Unlike houses or shares, there's no concept of P/E ratio for oil, and thus no obvious way to calculate the "correct" price. The historic average is meaningless because of Peak Oil. There's really no way of telling whether the correct value is $13, $130, or $1300. The most gloomy comparison is horsepower - a 100bhp car engine might cost £0.50 a mile to run, whereas 100 real horses would cost hundreds of thousands of pounds to feed.
6. Wren said...
"U.S. commercial crude oil inventories (excluding those in the Strategic
Petroleum Reserve) decreased by 5.4 million barrels from the previous week."

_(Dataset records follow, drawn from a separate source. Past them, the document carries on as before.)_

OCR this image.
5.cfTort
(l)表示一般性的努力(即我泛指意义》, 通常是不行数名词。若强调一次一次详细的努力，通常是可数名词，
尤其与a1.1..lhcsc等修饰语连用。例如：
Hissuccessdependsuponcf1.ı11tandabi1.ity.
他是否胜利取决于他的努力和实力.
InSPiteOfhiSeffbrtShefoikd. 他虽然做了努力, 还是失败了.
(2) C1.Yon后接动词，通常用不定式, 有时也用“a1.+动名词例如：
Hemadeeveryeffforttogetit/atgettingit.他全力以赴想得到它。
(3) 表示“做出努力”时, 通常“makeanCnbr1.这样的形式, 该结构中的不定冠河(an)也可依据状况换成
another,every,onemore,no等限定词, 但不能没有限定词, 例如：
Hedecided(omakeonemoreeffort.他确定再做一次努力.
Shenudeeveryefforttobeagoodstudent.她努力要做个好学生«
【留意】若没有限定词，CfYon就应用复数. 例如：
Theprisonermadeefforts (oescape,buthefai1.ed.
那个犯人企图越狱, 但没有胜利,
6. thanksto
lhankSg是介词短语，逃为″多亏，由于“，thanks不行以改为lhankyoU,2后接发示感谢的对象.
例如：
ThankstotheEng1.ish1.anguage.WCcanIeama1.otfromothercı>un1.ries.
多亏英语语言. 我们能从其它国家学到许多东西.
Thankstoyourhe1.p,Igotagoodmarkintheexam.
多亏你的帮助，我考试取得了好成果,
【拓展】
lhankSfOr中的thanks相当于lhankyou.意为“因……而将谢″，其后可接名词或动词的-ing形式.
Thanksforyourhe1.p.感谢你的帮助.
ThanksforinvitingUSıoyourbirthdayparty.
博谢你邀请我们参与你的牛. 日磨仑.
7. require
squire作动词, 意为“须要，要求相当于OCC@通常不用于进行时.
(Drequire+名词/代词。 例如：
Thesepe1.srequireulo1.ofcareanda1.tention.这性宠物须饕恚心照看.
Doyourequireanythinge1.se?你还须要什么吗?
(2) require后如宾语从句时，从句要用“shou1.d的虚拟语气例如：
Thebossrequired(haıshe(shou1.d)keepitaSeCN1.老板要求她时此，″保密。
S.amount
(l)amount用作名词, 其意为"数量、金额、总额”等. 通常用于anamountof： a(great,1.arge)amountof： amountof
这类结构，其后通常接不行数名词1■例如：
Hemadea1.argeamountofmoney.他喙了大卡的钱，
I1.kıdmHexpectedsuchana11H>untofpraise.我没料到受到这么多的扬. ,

That's why. And it's the beginning of the driving season in the US.
7. icarus said...
There may be no unequivocal way to say what the price "should" be but one thing is for sure ; if a price goes up as rapidly as the oil price has gone up it's not supply and demand, it's the result of speculation, manipulation and bubble behaviour.
8. Charlie Brooker said...
Where can I buy oil puts? Seriously, where?
9. Dave The Dog said...
$135 a barrel equals about 30 pence for a pint . . . that's cheaper than a bottle of water or a can of coke. Still a long, long way to go for the oil price rise . . .
As drewster in post 3 states - what price the alternatives? Especially in powering aircraft and ships!